C’est une publication précieuse que celle de l’ouvrage de Charles Saint Prot sur le Mouvement national.
Le moment est, en outre, particulièrement bien choisi, puisqu’en 2013 sera fêté le centenaire du Congrès national arabe de 1913, qui s’est tenu dans la grande salle des conférences de la Société de géographie, boulevard Saint Germain à Paris. On rappellera que la séance en fut ouverte par le président du Congrès, Abdulhamid el Zahraoui qui soulignait alors que les « nations arabes devaient désormais voir leur existence pleinement reconnue » dans le cadre d’un Empire ottoman en pleine décadence ! Cet appel résonnait à la fois comme une invitation à renouer avec une histoire prestigieuse et comme un avertissement pour l’avenir ! Les pays de la nation arabe seront des acteurs incontournables de l’Histoire ! Un colloque sera d’ailleurs consacré à ce centenaire, le 20 juin 2013, dans le lieu même où se déroula ce Congrès fondateur.

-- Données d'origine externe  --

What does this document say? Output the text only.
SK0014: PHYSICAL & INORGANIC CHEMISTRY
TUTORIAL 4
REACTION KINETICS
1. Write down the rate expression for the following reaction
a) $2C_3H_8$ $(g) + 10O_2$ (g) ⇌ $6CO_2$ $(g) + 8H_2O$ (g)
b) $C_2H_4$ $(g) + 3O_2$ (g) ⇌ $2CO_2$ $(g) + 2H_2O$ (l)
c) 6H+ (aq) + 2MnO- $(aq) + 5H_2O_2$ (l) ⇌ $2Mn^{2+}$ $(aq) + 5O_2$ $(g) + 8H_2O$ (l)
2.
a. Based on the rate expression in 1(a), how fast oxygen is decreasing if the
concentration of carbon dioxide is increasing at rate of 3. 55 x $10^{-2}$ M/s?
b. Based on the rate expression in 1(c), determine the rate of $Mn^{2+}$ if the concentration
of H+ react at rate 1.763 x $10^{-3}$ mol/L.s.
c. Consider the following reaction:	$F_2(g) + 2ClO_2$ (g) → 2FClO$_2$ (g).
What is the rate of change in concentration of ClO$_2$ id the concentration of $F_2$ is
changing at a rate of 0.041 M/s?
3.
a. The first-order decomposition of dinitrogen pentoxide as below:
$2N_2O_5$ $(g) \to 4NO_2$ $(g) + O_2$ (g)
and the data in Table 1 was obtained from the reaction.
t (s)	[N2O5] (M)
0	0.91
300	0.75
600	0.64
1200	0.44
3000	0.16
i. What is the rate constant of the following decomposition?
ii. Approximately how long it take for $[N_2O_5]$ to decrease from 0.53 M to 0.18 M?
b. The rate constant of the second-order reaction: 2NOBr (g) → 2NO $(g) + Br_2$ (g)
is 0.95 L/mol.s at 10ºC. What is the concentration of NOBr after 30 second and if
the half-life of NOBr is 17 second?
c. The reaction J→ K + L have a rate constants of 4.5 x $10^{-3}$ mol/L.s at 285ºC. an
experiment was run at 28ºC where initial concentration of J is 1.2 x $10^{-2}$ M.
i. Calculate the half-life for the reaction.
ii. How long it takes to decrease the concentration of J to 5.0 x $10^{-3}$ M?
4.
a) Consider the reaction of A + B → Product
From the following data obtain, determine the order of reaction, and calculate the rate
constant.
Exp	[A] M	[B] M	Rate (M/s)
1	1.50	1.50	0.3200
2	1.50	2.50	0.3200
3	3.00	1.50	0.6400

Directeur de l’Observatoire d’études géopolitiques de Paris, islamologue, Charles Saint Prot, auteur de nombreuses études sur le monde arabo-musulman, connaît parfaitement son sujet et livre une étude passionnante quant au fond, servie, de surcroit, par un style agréable à lire. Cet essai, qui se situe aux confins de l’histoire, de la géopolitique et de la science politique, traite d’un sujet trop souvent négligé, celui de l’histoire de la nation arabe et de ses représentations.
Il se compose de cinq chapitres consacrés successivement à l’émergence (1), au Congrès national de Paris (2), à la Grande révolte arabe de 1916 (3), au nationalisme arabe entre particularismes locaux et panislamisme (4) et à la philosophie politique de Michel Aflak (5).
L’auteur invite à une réflexion sur les liens nécessaires entre l’arabisme et l’islam, sur leur proximité évidente, sans pour autant bien évidemment que celui-là ne se ne résume à celui-ci. Charles Saint-Prot fait d’ailleurs écho, dans son travail, aux interrogations profondes de Michel Aflak, philosophe du nationalisme arabe auquel est donc consacré le chapitre 5 de l’ouvrage, qui rappelait que « le danger est de considérer les peuples comme des conglomérats humains figés et monolithiques, sans racines avec la terre et que, par voie de conséquence, il est ainsi possible d’appliquer à l’un d’eux les réformes et les changements issus des besoins et des prédispositions d’un autre » (« À la mémoire du Prophète arabe », discours prononcé à l’Université de Damas, le 5 avril 1943, et reproduit en annexe de l’ouvrage). Le comparatisme en sciences sociales impose en effet sur le plan méthodologique de ne pas vouloir importer de manière autoritaire des institutions, notions et concepts dans une autre culture politique et juridique que celle dont ils sont issus. À rebours de cette tentation permanente, l’auteur invite à étudier le « mouvement national arabe » de l’intérieur, à en saisir les ressorts profonds, les « lois intangibles » si importantes à la compréhension de l’histoire d’une nation qu’évoquait Richelieu dans son Testament politique.
On l’aura compris, on recommande vivement la lecture de cet ouvrage riche en enseignements à tous ceux qui s’intéressent au monde arabe, à l’histoire de la pensée politique et, de manière générale, au « dialogue entre les civilisations ». L’étude de Charles Saint-Prot est également au cœur de l’actualité la plus immédiate puisqu’elle permet de mieux comprendre l’importance d’un mouvement qui « a suscité de grands espoirs et, sans doute plus qu’un intégrisme sectaire, continue d’incarner l’espérance d’un véritable printemps arabe ».